University Of Nevada, Reno, Engineers Simulate Large Quake On Curved Bridge
Six full-size pickup trucks took a wild ride on a 16-foot-high steel bridge when it shook violently in a series of never-before-conducted experiments to investigate the seismic behavior of a curved bridge with vehicles in place. The 145-foot-long, 162-ton steel and concrete bridge was built atop four large, 14-foot by 14-foot, hydraulic shake tables in the University of Nevada, Reno's Large-Scale Structures Earthquake Engineering Laboratory. "We took the bridge to its extreme, almost double what we planned at the outset," Ian Buckle, professor of civil engineering and director of the large-scale structures lab, said. "Preliminarily we see that in low amplitude earthquakes the weight of the vehicles actually helps the seismic effects on the structure, while at higher amplitudes the trucks hinder considerably the bridges ability to withstand an earthquake."
The trucks bounced and swayed as the four-span bridge's concrete columns deflected more than 14 inches in each direction, the steel girders twisted and the floor of the lab shook from the energy applied to the bridge. The bridge, with 80 feet of curvature, filled the cavernous high-bay lab on the University of Nevada, Reno campus from end-to-end.
A 3-minute video featuring the largest motion applied to the bridge can be viewed by clicking on this link http://imedia.unr.edu/media_relations/VNR_shake_trucks_2b.mp4.
"Whether you saw the experiment in person or watch the video, remember that this is a 2/5 scale model, and the movement you see would be two and a half times greater on a full-scale bridge," Buckle, principal investigator of the research project, said. "It would be scary to be driving under those conditions."

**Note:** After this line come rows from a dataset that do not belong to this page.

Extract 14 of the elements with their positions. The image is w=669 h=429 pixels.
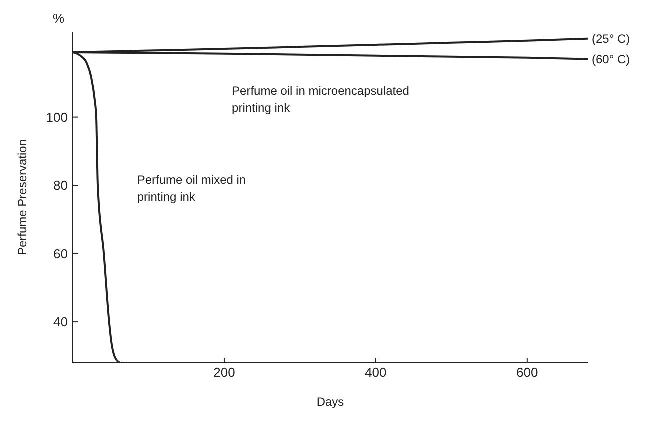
- annotation: Perfume oil mixed in printing ink: [137, 172, 248, 206]
- y-tick-label: 40: [54, 314, 68, 330]
- series-label: (60° C): [592, 52, 630, 66]
- series-label: (25° C): [592, 32, 630, 46]
- y-axis-title: Perfume Preservation: [15, 139, 30, 256]
- y-tick-label: 80: [54, 178, 68, 194]
- x-tick-label: 200: [214, 365, 236, 380]
- x-tick-label: 600: [516, 365, 538, 380]
- x-axis-title: Days: [316, 395, 344, 409]
- annotation: Perfume oil in microencapsulated printing ink: [232, 83, 410, 118]
- text: %: [53, 10, 66, 27]
- x-tick-label: 400: [365, 365, 387, 380]
- y-tick-label: 60: [54, 246, 68, 262]
- y-tick-label: 100: [46, 110, 68, 125]
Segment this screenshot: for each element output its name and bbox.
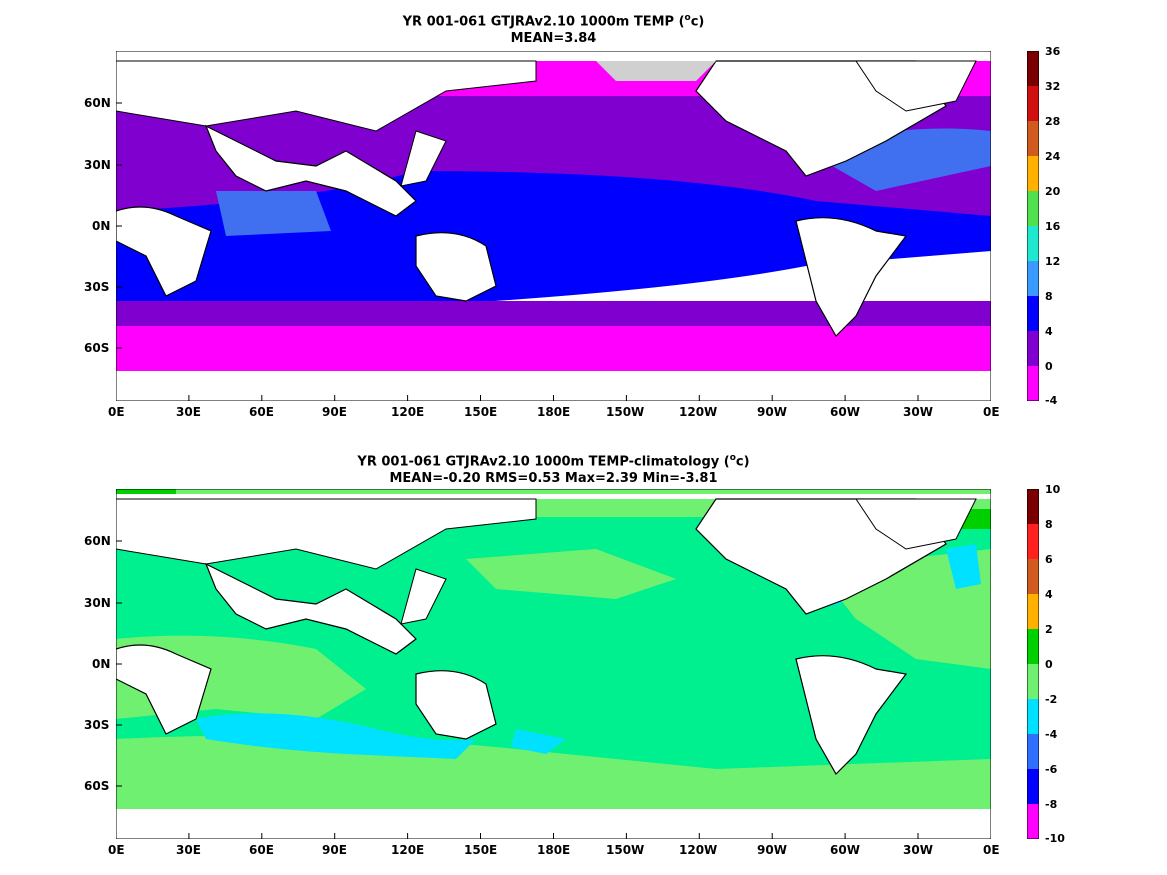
top-lon-label: 90E [322, 405, 347, 419]
top-lon-label: 0E [983, 405, 1000, 419]
top-colorbar-tick: 12 [1045, 255, 1061, 268]
bottom-colorbar-tick: -8 [1045, 798, 1058, 811]
bottom-colorbar-tick: -10 [1045, 832, 1065, 845]
bottom-map-title: YR 001-061 GTJRAv2.10 1000m TEMP-climato… [357, 453, 750, 487]
top-lat-label: 0N [92, 219, 111, 233]
top-lat-label: 60S [84, 341, 110, 355]
bottom-colorbar-tick: -4 [1045, 728, 1058, 741]
top-lon-label: 30E [176, 405, 201, 419]
bottom-colorbar-tick: 6 [1045, 553, 1053, 566]
bottom-lon-label: 90W [757, 843, 787, 857]
top-colorbar-tick: 20 [1045, 185, 1061, 198]
bottom-map-stats: MEAN=-0.20 RMS=0.53 Max=2.39 Min=-3.81 [389, 471, 718, 487]
bottom-lon-label: 30E [176, 843, 201, 857]
top-colorbar-tick: -4 [1045, 394, 1058, 407]
top-colorbar-tick: 36 [1045, 45, 1061, 58]
bottom-colorbar-tick: 4 [1045, 588, 1053, 601]
top-lon-label: 90W [757, 405, 787, 419]
bottom-lat-label: 30S [84, 718, 110, 732]
top-lon-label: 30W [903, 405, 933, 419]
bottom-lon-label: 90E [322, 843, 347, 857]
top-colorbar-tick: 4 [1045, 325, 1053, 338]
bottom-lon-label: 0E [108, 843, 125, 857]
bottom-lat-label: 60S [84, 779, 110, 793]
top-colorbar [1026, 50, 1040, 402]
top-colorbar-tick: 16 [1045, 220, 1061, 233]
bottom-lon-label: 0E [983, 843, 1000, 857]
bottom-colorbar-tick: 0 [1045, 658, 1053, 671]
top-lat-label: 60N [84, 96, 111, 110]
top-lat-label: 30S [84, 280, 110, 294]
bottom-colorbar-tick: -2 [1045, 693, 1058, 706]
bottom-lat-label: 0N [92, 657, 111, 671]
top-lon-label: 180E [537, 405, 571, 419]
bottom-colorbar [1026, 488, 1040, 840]
bottom-lat-label: 60N [84, 534, 111, 548]
top-map-title: YR 001-061 GTJRAv2.10 1000m TEMP (oc) ME… [402, 13, 705, 47]
top-lon-label: 150E [464, 405, 498, 419]
top-colorbar-tick: 28 [1045, 115, 1061, 128]
top-lon-label: 150W [606, 405, 645, 419]
bottom-lat-label: 30N [84, 596, 111, 610]
top-colorbar-tick: 32 [1045, 80, 1061, 93]
bottom-colorbar-tick: -6 [1045, 763, 1058, 776]
bottom-lon-label: 60E [249, 843, 274, 857]
bottom-lon-label: 150W [606, 843, 645, 857]
top-lon-label: 120W [679, 405, 718, 419]
top-lon-label: 120E [391, 405, 425, 419]
bottom-colorbar-tick: 2 [1045, 623, 1053, 636]
top-lon-label: 0E [108, 405, 125, 419]
top-lon-label: 60E [249, 405, 274, 419]
bottom-lon-label: 120E [391, 843, 425, 857]
top-colorbar-tick: 8 [1045, 290, 1053, 303]
top-lat-label: 30N [84, 158, 111, 172]
top-lon-label: 60W [830, 405, 860, 419]
top-colorbar-tick: 0 [1045, 360, 1053, 373]
bottom-colorbar-tick: 8 [1045, 518, 1053, 531]
bottom-lon-label: 150E [464, 843, 498, 857]
bottom-map [116, 489, 991, 839]
bottom-lon-label: 120W [679, 843, 718, 857]
bottom-colorbar-tick: 10 [1045, 483, 1061, 496]
bottom-lon-label: 30W [903, 843, 933, 857]
top-map-mean: MEAN=3.84 [510, 31, 597, 47]
bottom-lon-label: 60W [830, 843, 860, 857]
top-map [116, 51, 991, 401]
bottom-lon-label: 180E [537, 843, 571, 857]
top-colorbar-tick: 24 [1045, 150, 1061, 163]
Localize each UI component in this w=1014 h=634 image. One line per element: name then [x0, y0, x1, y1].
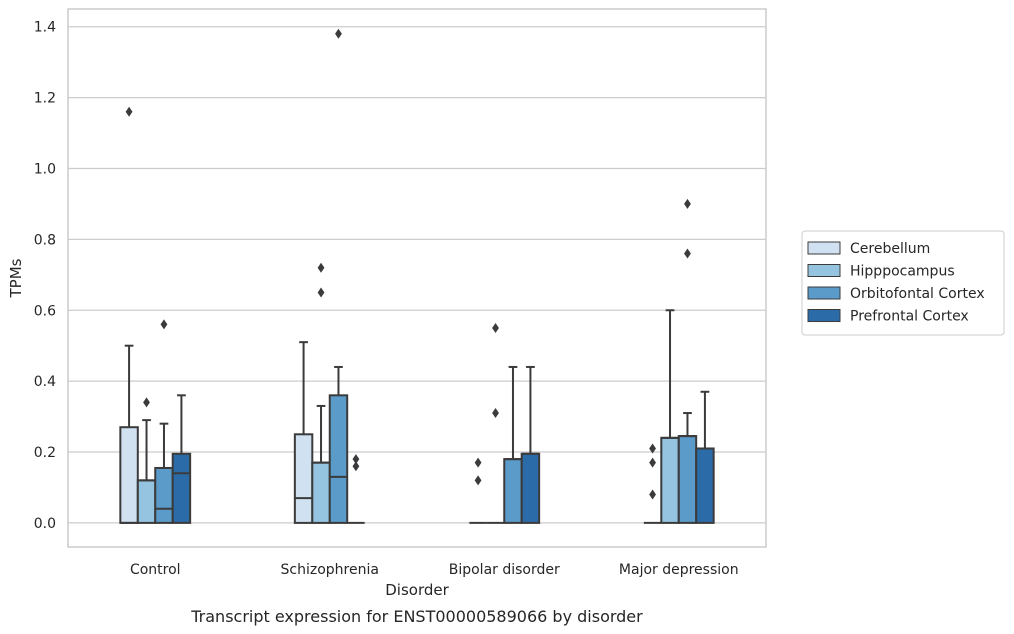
chart-caption: Transcript expression for ENST0000058906… — [190, 607, 643, 626]
box-cerebellum — [293, 341, 314, 524]
y-tick-label: 1.2 — [34, 91, 56, 107]
box-rect — [660, 436, 680, 524]
box-cerebellum — [643, 443, 662, 524]
box-rect — [171, 452, 192, 524]
legend-label: Hipppocampus — [850, 264, 955, 280]
box-rect — [311, 461, 331, 524]
outlier-point — [143, 397, 150, 408]
legend: Cerebellum Hipppocampus Orbitofontal Corte… — [801, 230, 1005, 336]
box-hipppocampus — [486, 322, 505, 524]
y-tick-label: 1.4 — [34, 20, 56, 36]
box-orbitofontal-cortex — [677, 198, 698, 524]
y-tick-label: 0.4 — [34, 374, 56, 390]
box-prefrontal-cortex — [520, 365, 541, 524]
legend-frame — [801, 230, 1005, 336]
outlier-point — [649, 457, 656, 468]
outlier-point — [684, 248, 691, 259]
outlier-point — [160, 319, 168, 330]
x-tick-label: Schizophrenia — [281, 562, 379, 578]
x-tick-label: Major depression — [619, 562, 739, 578]
box-orbitofontal-cortex — [328, 28, 349, 524]
box-prefrontal-cortex — [171, 394, 192, 524]
y-tick-label: 0.8 — [34, 232, 56, 248]
box-rect — [503, 458, 523, 524]
box-orbitofontal-cortex — [154, 319, 174, 524]
outlier-point — [684, 198, 691, 209]
legend-swatch — [807, 241, 841, 255]
box-prefrontal-cortex — [347, 454, 365, 524]
box-rect — [328, 394, 349, 524]
legend-swatch — [807, 286, 841, 300]
outlier-point — [649, 489, 656, 500]
box-cerebellum — [469, 457, 487, 524]
plot-frame — [67, 8, 767, 548]
outlier-point — [335, 28, 342, 39]
legend-label: Prefrontal Cortex — [850, 309, 969, 325]
boxes-layer — [119, 28, 715, 524]
outlier-point — [474, 475, 482, 486]
box-rect — [520, 452, 541, 524]
outlier-point — [649, 443, 656, 454]
legend-label: Cerebellum — [850, 241, 930, 257]
box-prefrontal-cortex — [695, 390, 715, 524]
outlier-point — [352, 461, 360, 472]
box-rect — [695, 447, 715, 524]
box-hipppocampus — [311, 262, 331, 524]
x-tick-labels: Control Schizophrenia Bipolar disorder Majo… — [130, 562, 739, 578]
y-tick-label: 0.0 — [34, 516, 56, 532]
box-rect — [136, 479, 157, 524]
outlier-point — [474, 457, 482, 468]
box-hipppocampus — [136, 397, 157, 524]
outlier-point — [317, 287, 325, 298]
legend-label: Orbitofontal Cortex — [850, 286, 985, 302]
legend-swatch — [807, 309, 841, 322]
y-tick-labels: 0.0 0.2 0.4 0.6 0.8 1.0 1.2 1.4 — [34, 20, 56, 532]
box-cerebellum — [119, 106, 139, 524]
legend-swatch — [807, 264, 841, 277]
outlier-point — [125, 106, 133, 117]
box-rect — [677, 435, 698, 524]
y-axis-label: TPMs — [7, 258, 25, 298]
box-rect — [119, 426, 139, 524]
y-tick-label: 0.2 — [34, 445, 56, 461]
x-tick-label: Bipolar disorder — [449, 562, 560, 578]
x-tick-label: Control — [130, 562, 181, 578]
x-axis-label: Disorder — [385, 581, 449, 599]
outlier-point — [492, 322, 499, 333]
y-tick-label: 0.6 — [34, 303, 56, 319]
outlier-point — [492, 408, 499, 419]
outlier-point — [352, 454, 360, 465]
outlier-point — [317, 262, 325, 273]
y-tick-label: 1.0 — [34, 161, 56, 177]
box-rect — [293, 433, 314, 524]
box-hipppocampus — [660, 309, 680, 524]
box-rect — [154, 466, 174, 524]
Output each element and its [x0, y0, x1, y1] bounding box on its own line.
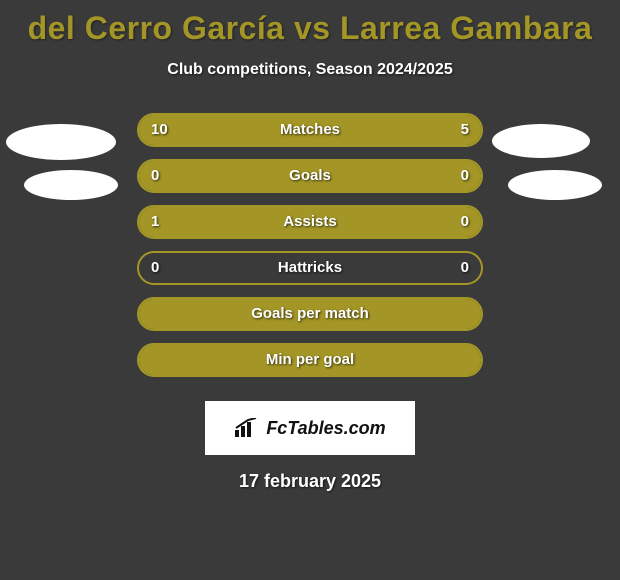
stat-value-right: 0	[461, 253, 469, 283]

"Currently, bridges are not designed for the occurrence of heavy traffic and a large earthquake at the same time," he said. "With increasing truck traffic and frequent congestion on city freeways, the likelihood of an earthquake occurring while a bridge is fully laden is now a possibility that should be considered in design. But there has been no agreement as to whether the presence of trucks helps or hurts the behavior of a bridge during an earthquake, and this experiment is intended to answer this question."
The complete answer will come after months of examining the many gigabytes of information gleaned from the 400 sensors placed on the bridge and trucks. The results of this work, titled "Seismic Effects on Multi-span Bridges with High Degrees of Horizontal Curvature," will be used to frame changes to current codes and lead to safer bridges during strong earthquakes.